The resulting gas bubbles can lead to mechanical injuries in the tissue and form a gas embolism in blood vessels and thus cause a local interruption of the blood supply.

First aid, emergency life-saving measures and therapy

The Austrian Water Rescue Service shows a summary of the initial emergency care in its diving accident information sheet.

Prevention and Risk Factors

The ascent rate and the decompression rules must be observed for all dives. In those cases in which acute DCI symptoms occurred despite compliance with these rules, one or more of the following risk factors were usually present:


Type I decompression sickness

In type I decompression sickness, the blisters build up in the skin , muscles , bones, or joints . There they cause itching, tenderness of the muscles, joint pain and restricted mobility. These symptoms occur in 70% of the cases within the first hour after the dive, but sometimes symptoms were also described 24 hours after the dive.

The most common occurrences of blue-red discolouration of the skin with slight swellings, which are also called "diving fleas" when itching is severe. Microbubbles cause capillaries and lymphatic vessels to become blocked, leading to increased fluid accumulation in the tissue, a localized edema .

In the muscles , the blisters cause increased tenderness and pulling pain. This lasts for a few hours and then resembles sore muscles . Also, joints , bones and ligaments can hurt and limitations of motion occur. These occur most often in the knee joints , less often in the elbow joint and shoulder . The term "bends" (of English bend , 'bend) for these symptoms comes from the stooped posture of people suffering from this occupational disease Caissonarbeiter.

Pure oxygen should be administered immediately after the occurrence. The symptoms usually disappear quickly even without pressure chamber treatment. Since the DCS I is often the forerunner of the dangerous DCS II, a hyperbaric chamber treatment is recommended even after the symptoms subside .

Type II decompression sickness

In type II decompression sickness, bubbles manifest in the inner ear , brain, or spinal cord . Occlusions of the blood vessels by gas bubbles (aeroembolism) are also classified here.
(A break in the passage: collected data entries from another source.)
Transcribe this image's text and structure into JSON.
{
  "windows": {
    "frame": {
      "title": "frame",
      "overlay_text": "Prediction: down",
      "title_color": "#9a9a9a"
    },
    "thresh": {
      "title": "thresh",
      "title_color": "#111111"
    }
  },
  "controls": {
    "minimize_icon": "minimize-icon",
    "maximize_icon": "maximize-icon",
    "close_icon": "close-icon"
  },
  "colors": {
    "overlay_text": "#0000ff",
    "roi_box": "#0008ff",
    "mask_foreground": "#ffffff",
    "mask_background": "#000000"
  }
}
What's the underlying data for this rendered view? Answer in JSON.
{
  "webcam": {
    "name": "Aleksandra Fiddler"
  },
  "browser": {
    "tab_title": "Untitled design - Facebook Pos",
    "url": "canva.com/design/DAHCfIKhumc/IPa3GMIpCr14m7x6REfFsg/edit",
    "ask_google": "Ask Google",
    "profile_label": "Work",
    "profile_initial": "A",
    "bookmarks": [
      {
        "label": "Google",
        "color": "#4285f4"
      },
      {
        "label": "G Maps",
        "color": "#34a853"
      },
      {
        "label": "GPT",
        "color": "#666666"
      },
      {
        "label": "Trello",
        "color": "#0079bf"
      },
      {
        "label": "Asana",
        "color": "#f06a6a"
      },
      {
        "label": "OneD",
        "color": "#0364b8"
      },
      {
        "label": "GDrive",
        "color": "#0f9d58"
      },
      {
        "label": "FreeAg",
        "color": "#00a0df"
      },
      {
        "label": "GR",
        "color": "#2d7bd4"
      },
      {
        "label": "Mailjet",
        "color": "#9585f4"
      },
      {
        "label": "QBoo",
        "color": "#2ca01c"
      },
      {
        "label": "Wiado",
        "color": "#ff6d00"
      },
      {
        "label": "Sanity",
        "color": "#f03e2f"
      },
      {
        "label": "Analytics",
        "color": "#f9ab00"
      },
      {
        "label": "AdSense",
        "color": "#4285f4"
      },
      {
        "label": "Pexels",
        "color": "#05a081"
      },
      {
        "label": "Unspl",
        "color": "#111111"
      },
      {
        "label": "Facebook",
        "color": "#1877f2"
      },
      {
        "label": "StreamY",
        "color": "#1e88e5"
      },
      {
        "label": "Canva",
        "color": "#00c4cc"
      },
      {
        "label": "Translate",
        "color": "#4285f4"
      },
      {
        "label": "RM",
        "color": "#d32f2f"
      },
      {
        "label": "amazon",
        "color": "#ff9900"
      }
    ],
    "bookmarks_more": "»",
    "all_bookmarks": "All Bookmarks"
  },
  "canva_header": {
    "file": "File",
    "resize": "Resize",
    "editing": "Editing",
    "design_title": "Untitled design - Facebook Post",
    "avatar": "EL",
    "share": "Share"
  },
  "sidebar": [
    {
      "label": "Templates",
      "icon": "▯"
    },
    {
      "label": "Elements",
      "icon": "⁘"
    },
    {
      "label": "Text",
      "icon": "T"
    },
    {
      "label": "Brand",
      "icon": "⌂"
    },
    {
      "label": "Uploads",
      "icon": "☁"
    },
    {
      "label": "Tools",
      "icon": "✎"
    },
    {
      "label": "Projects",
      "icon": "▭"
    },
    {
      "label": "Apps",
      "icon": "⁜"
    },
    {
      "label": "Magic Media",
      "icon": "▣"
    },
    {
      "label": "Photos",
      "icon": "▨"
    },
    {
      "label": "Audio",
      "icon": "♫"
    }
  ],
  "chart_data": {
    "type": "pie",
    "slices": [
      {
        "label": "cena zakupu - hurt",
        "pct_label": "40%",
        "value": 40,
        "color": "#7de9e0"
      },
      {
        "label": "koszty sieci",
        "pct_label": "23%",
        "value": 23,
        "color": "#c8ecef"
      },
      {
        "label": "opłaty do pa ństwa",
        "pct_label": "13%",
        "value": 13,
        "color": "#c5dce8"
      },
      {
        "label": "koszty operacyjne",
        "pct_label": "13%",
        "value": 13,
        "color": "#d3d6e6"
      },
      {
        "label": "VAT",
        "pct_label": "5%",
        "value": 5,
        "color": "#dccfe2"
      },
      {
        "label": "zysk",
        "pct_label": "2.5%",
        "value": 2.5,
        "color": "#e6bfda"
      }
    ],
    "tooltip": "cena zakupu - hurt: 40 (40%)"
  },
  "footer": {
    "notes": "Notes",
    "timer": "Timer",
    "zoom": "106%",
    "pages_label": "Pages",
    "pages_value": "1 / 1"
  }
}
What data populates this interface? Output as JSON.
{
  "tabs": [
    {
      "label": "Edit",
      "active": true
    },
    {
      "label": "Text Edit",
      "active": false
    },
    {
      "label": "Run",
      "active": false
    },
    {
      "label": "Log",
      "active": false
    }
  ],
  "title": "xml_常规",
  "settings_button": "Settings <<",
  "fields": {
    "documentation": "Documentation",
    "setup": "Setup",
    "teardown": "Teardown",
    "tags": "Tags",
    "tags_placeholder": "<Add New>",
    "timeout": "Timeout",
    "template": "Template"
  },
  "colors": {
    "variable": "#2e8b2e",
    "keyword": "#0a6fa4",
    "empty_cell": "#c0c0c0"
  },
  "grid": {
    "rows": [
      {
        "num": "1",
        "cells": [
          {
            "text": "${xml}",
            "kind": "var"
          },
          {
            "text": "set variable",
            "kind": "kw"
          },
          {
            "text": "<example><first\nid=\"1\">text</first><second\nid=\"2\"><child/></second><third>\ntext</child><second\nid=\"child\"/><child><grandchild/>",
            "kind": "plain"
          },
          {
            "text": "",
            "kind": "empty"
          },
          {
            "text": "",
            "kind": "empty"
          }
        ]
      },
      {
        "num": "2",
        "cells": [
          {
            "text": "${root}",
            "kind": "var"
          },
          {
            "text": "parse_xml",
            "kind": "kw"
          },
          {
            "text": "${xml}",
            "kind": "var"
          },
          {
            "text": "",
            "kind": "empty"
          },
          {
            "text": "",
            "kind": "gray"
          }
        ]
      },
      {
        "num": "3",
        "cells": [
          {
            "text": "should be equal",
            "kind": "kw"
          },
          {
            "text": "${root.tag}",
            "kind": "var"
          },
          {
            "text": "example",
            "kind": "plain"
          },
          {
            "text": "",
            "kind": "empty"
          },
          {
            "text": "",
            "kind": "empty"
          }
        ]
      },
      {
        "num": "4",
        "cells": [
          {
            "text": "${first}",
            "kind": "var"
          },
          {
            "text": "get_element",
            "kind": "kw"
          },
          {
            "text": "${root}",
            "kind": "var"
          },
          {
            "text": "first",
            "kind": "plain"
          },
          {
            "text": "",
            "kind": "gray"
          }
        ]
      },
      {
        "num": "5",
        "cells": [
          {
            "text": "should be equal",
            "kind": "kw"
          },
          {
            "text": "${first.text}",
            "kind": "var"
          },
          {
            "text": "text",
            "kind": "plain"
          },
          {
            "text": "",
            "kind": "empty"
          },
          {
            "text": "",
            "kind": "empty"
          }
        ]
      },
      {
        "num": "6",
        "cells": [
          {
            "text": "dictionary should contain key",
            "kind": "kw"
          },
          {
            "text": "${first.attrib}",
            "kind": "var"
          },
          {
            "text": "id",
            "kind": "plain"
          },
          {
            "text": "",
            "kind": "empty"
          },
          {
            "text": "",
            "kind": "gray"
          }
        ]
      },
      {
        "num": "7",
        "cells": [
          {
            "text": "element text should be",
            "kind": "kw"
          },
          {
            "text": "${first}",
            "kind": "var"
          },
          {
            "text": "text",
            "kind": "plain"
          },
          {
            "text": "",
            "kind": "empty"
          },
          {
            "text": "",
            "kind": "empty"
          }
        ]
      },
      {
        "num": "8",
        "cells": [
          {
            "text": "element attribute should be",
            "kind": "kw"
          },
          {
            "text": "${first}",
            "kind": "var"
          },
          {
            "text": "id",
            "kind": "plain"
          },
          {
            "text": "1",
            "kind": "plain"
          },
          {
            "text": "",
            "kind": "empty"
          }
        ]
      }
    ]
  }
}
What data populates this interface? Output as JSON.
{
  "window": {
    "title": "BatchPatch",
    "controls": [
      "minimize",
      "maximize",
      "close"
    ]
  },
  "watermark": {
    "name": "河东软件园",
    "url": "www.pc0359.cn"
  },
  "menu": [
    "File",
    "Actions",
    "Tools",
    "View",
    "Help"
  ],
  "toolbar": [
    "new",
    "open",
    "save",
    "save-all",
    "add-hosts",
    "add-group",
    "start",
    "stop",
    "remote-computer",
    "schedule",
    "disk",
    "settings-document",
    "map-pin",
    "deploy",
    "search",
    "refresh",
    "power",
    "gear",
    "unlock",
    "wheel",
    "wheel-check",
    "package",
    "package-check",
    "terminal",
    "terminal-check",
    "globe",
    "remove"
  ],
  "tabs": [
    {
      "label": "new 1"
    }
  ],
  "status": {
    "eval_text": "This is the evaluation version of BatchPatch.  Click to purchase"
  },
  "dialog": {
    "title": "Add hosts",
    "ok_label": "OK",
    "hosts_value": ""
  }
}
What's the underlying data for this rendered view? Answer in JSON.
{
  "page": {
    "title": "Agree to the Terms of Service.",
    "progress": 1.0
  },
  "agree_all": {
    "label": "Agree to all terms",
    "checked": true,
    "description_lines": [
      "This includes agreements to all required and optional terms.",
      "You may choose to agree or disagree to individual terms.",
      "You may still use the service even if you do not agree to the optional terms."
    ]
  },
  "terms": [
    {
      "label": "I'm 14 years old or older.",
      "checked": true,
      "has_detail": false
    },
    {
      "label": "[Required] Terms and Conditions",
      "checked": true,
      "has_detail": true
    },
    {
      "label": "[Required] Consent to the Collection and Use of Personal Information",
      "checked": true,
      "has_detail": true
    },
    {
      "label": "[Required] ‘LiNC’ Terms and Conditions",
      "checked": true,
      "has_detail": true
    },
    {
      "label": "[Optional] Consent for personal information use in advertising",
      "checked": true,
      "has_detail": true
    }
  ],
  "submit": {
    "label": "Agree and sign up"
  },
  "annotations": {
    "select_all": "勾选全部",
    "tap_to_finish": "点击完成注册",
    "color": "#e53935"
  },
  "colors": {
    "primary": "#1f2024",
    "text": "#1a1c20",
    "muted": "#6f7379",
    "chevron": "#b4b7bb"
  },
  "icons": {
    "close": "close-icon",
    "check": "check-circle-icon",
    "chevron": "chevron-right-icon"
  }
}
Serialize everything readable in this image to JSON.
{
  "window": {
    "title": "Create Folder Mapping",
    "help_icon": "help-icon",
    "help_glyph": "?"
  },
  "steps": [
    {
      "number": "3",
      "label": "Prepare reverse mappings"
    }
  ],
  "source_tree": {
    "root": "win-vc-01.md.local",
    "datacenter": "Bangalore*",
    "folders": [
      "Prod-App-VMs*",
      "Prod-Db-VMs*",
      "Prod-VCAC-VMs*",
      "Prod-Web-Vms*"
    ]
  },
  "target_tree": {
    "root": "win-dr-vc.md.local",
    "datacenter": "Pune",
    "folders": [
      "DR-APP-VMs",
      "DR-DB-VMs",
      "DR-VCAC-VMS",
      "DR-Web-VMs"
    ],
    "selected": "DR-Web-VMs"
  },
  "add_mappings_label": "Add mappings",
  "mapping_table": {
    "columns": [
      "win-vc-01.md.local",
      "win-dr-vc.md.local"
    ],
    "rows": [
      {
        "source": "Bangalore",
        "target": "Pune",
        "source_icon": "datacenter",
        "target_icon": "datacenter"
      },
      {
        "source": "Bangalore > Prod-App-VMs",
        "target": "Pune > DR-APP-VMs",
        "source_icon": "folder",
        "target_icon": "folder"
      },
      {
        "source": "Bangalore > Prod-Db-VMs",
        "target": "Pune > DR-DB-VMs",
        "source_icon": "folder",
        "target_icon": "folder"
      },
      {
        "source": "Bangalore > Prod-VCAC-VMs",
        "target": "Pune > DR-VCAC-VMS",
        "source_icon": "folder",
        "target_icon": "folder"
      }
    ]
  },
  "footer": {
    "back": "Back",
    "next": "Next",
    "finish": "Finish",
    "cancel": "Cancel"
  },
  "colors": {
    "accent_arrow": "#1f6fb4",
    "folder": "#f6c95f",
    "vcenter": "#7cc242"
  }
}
Central gas embolism immediately causes a clouding of consciousness, sometimes also unconsciousness and respiratory paralysis, if important areas of the brain fail. Sometimes the diver initially has a clouding of consciousness that later turns into complete unconsciousness. Hemiplegia and isolated failures of the extremities can also occur.

Embolic occlusions of spinal cord vessels can cause bilateral paralysis and sensory disorders as well as, in sacral segments, urinary or rectal disorders. The symptoms that occur after central embolisms often increase from paresthesia to complete paralysis two hours later.

Inner ear embolisms cause nausea , dizziness , ringing in the ears and dizziness up to the loss of position sense .

A differentiation between DCS II and AGE (arterial gas embolism) is hardly possible for the first aider (AGE occurs immediately). The lack of differentiation is initially not essential due to the same first aid measures.

Type III decompression sickness

Long-term damage to divers is summarized under Type III. Aseptic bone necrosis (AON), hearing damage, retinal damage and neurological sequelae of unresolved DCS type II have been recognized as occupational diseases .

The cause of skeletal disorders and joint changes are due to the long-term saturation of these tissues. Here, the pauses in diving are not sufficient to completely desaturate these slow tissues. Microbubbles are also suspected, which develop in professional divers in the time between surfacing and visiting the decompression chamber. These bubbles remain “silent” due to the recompression, but can lead to long-term damage.

However, damage of this type has also been reported in the event of one-off but very long pressure exposure (submarine drivers of a submarine that sank in 1931, who were under pressure for a very long time (36.5 m) before being rescued and 12 years later AON was detected).

Pulmonary overpressure accident AGE (arterial gas embolism)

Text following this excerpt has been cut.